None of this would work half so well as it does if not for the fine, carefully contrasted performances of Taron Egerton as Jimmy and Paul Walter Hauser as Larry. Hauser’s showier, if you can call the reedy-voiced Larry showy; his distinct manner of speech and off-kilter physicality no doubt reflect the careful study of such men. But Egerton is impressive in his own right, always walking in such a way as to emphasize his muscular bulk — as if to impress women and frighten abusers who are no longer there.

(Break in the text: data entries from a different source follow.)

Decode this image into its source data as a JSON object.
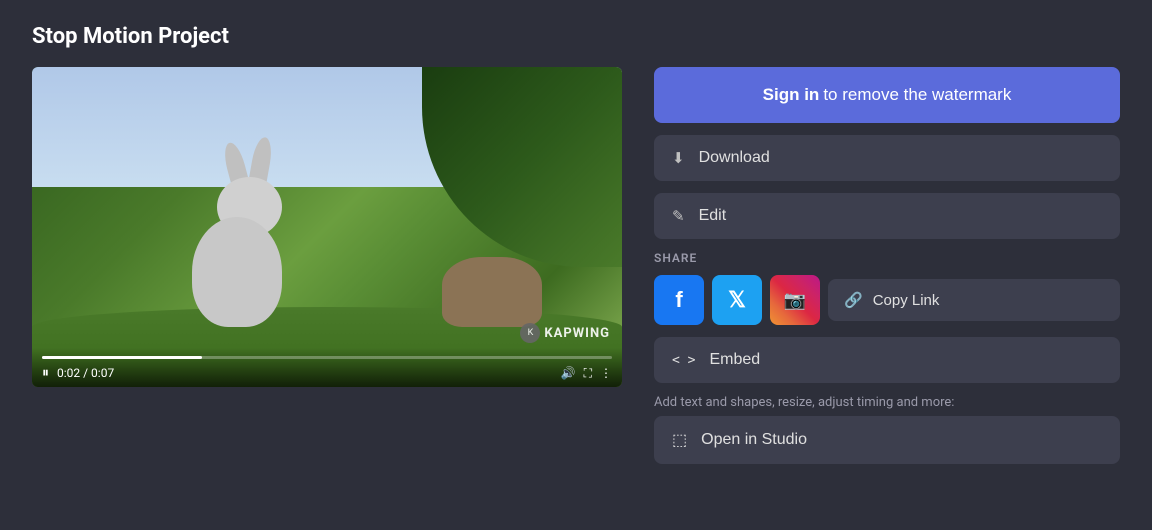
{
  "page": {
    "title": "Stop Motion Project",
    "background_color": "#2d2f3a"
  },
  "video": {
    "time_current": "0:02",
    "time_total": "0:07",
    "time_display": "0:02 / 0:07",
    "progress_percent": 28,
    "watermark": "KAPWING",
    "state": "playing"
  },
  "actions": {
    "sign_in_bold": "Sign in",
    "sign_in_rest": " to remove the watermark",
    "download_label": "Download",
    "edit_label": "Edit",
    "copy_link_label": "Copy Link",
    "embed_label": "Embed",
    "open_in_studio_label": "Open in Studio",
    "studio_hint": "Add text and shapes, resize, adjust timing and more:"
  },
  "share": {
    "label": "SHARE",
    "facebook_label": "f",
    "twitter_label": "𝕏",
    "instagram_label": "📷"
  },
  "icons": {
    "download": "⬇",
    "edit": "✎",
    "link": "🔗",
    "embed": "<>",
    "open_external": "⬚",
    "pause": "⏸",
    "volume": "🔊",
    "fullscreen": "⛶",
    "more": "⋮"
  }
}
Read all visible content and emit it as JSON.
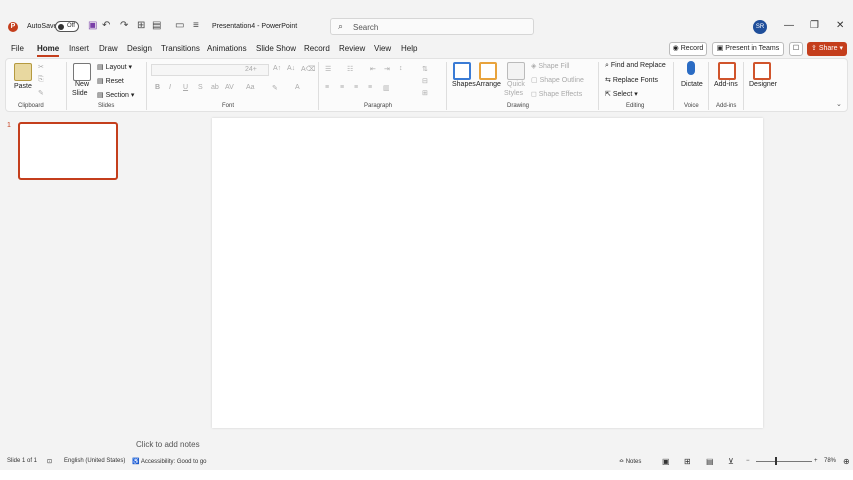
{
  "titlebar": {
    "autosave_label": "AutoSave",
    "autosave_state": "Off",
    "doc_title": "Presentation4 - PowerPoint",
    "search_placeholder": "Search",
    "avatar_initials": "SR"
  },
  "menu": [
    "File",
    "Home",
    "Insert",
    "Draw",
    "Design",
    "Transitions",
    "Animations",
    "Slide Show",
    "Record",
    "Review",
    "View",
    "Help"
  ],
  "menu_active": "Home",
  "actions": {
    "record": "Record",
    "present_teams": "Present in Teams",
    "share": "Share"
  },
  "ribbon": {
    "clipboard": {
      "paste": "Paste",
      "label": "Clipboard"
    },
    "slides": {
      "new_slide_1": "New",
      "new_slide_2": "Slide",
      "layout": "Layout",
      "reset": "Reset",
      "section": "Section",
      "label": "Slides"
    },
    "font": {
      "label": "Font",
      "size": "24+",
      "bold": "B",
      "italic": "I",
      "underline": "U",
      "strike": "S"
    },
    "paragraph": {
      "label": "Paragraph"
    },
    "drawing": {
      "shapes": "Shapes",
      "arrange": "Arrange",
      "quick_styles_1": "Quick",
      "quick_styles_2": "Styles",
      "shape_fill": "Shape Fill",
      "shape_outline": "Shape Outline",
      "shape_effects": "Shape Effects",
      "label": "Drawing"
    },
    "editing": {
      "find_replace": "Find and Replace",
      "replace_fonts": "Replace Fonts",
      "select": "Select",
      "label": "Editing"
    },
    "voice": {
      "dictate": "Dictate",
      "label": "Voice"
    },
    "addins": {
      "addins": "Add-ins",
      "label": "Add-ins"
    },
    "designer": {
      "designer": "Designer"
    }
  },
  "thumbnails": {
    "number": "1"
  },
  "notes_placeholder": "Click to add notes",
  "status": {
    "slide_info": "Slide 1 of 1",
    "language": "English (United States)",
    "accessibility": "Accessibility: Good to go",
    "notes": "Notes",
    "zoom": "78%"
  },
  "colors": {
    "accent": "#c43e1c",
    "avatar": "#1f4e9a"
  }
}
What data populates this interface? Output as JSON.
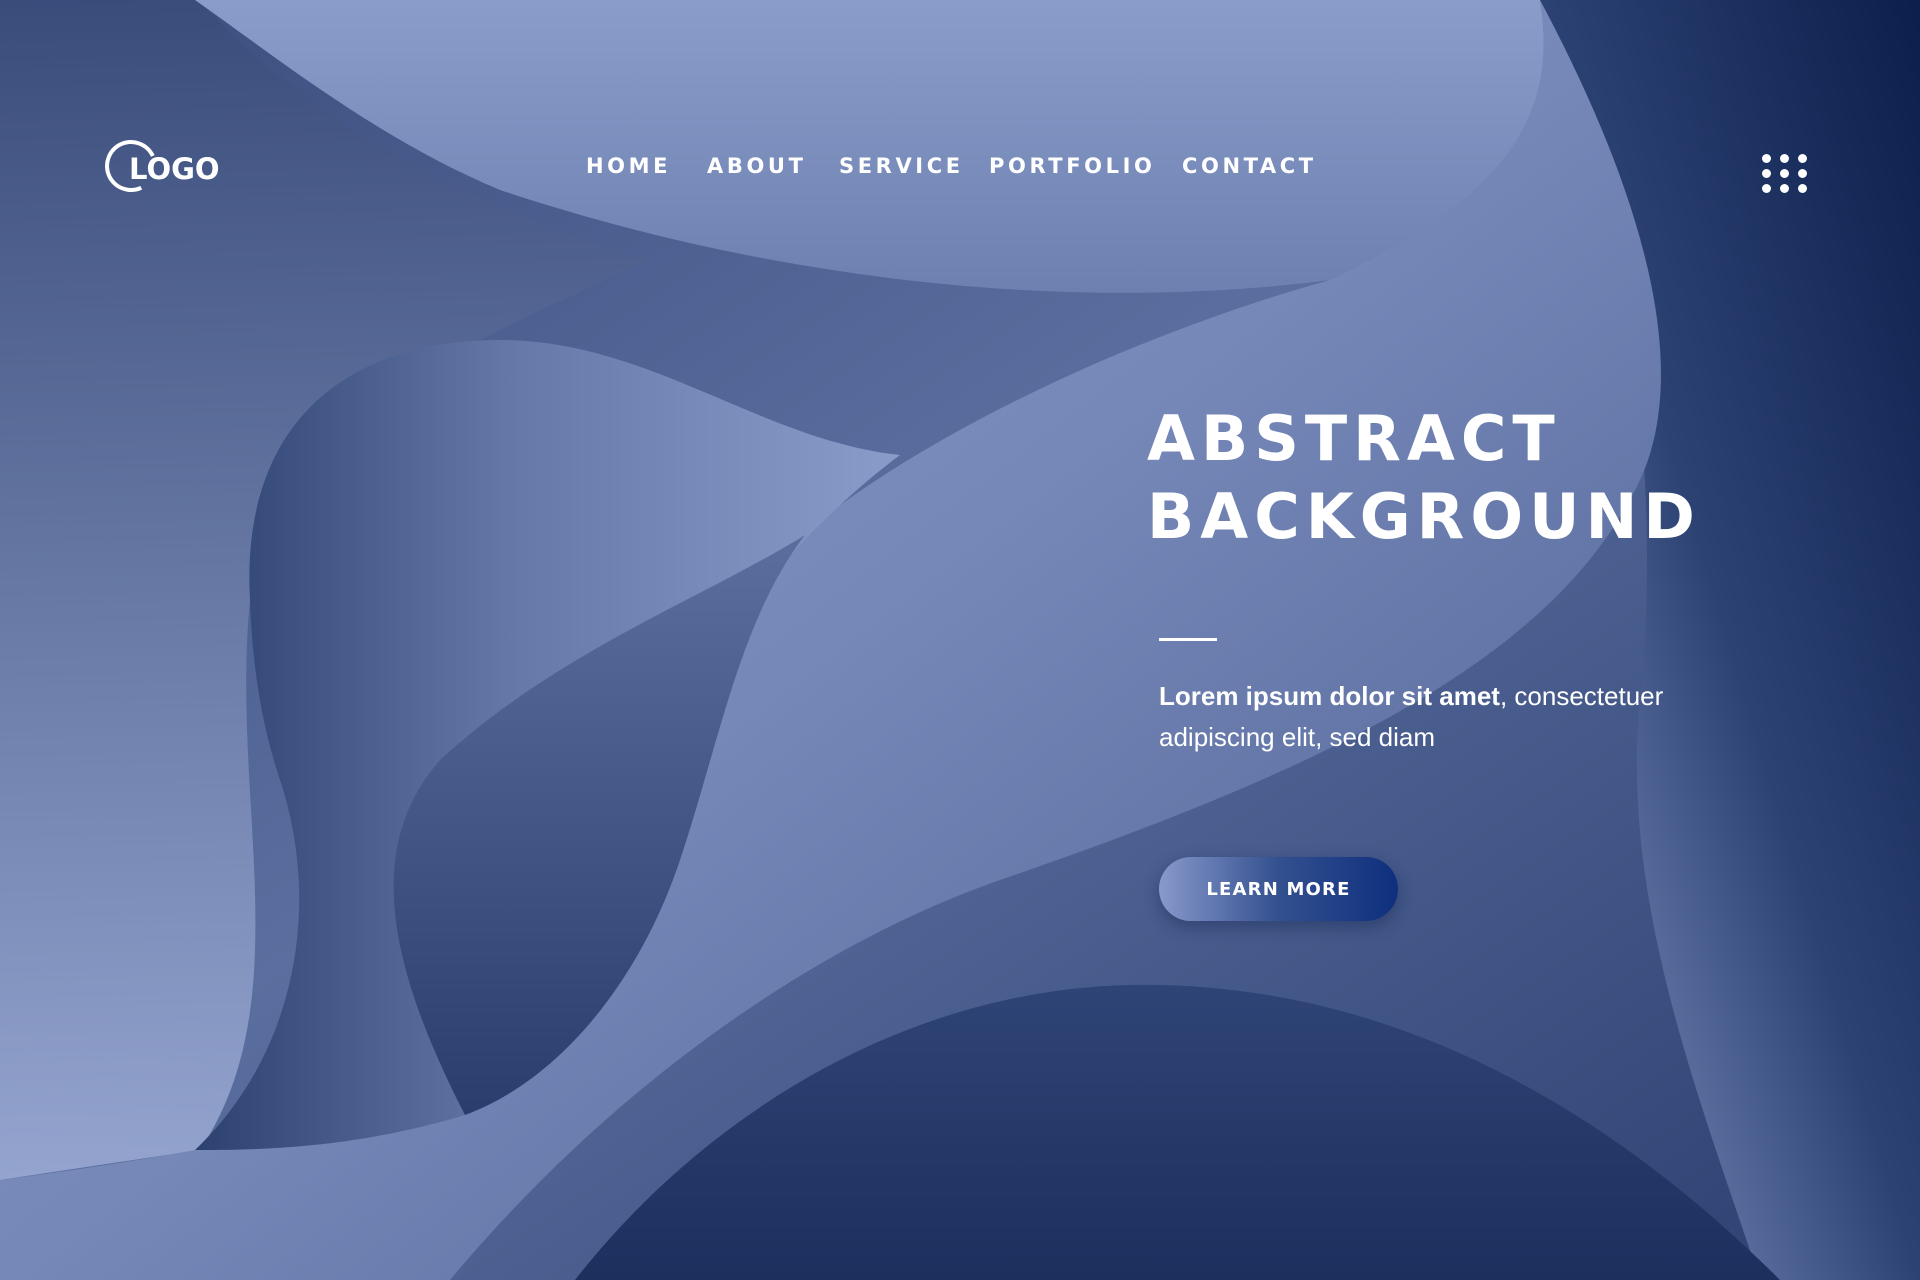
{
  "logo": {
    "text": "LOGO"
  },
  "nav": {
    "items": [
      {
        "label": "HOME"
      },
      {
        "label": "ABOUT"
      },
      {
        "label": "SERVICE"
      },
      {
        "label": "PORTFOLIO"
      },
      {
        "label": "CONTACT"
      }
    ]
  },
  "menu": {
    "icon": "grid-dots-icon"
  },
  "hero": {
    "title_line1": "ABSTRACT",
    "title_line2": "BACKGROUND",
    "desc_bold": "Lorem ipsum dolor sit amet",
    "desc_rest": ", consectetuer adipiscing elit, sed diam",
    "cta_label": "LEARN MORE"
  },
  "colors": {
    "dark_navy": "#1a2d5e",
    "mid_blue": "#5c6f9f",
    "light_blue": "#8fa2cf",
    "text": "#ffffff",
    "cta_end": "#0e2f7e"
  }
}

Will his vulnerable-big-brother act have a similarly transformative effect on Larry, eliciting enough information to earn Jimmy his get-out-of-jail-free card? Only time, and the two remaining episodes of this excellent miniseries, will tell. If those two episodes continue the thoughtful, painful work done here by writer-creator Dennis Lehane and actors Hauser and Egerton, it’ll add up to something dark and special.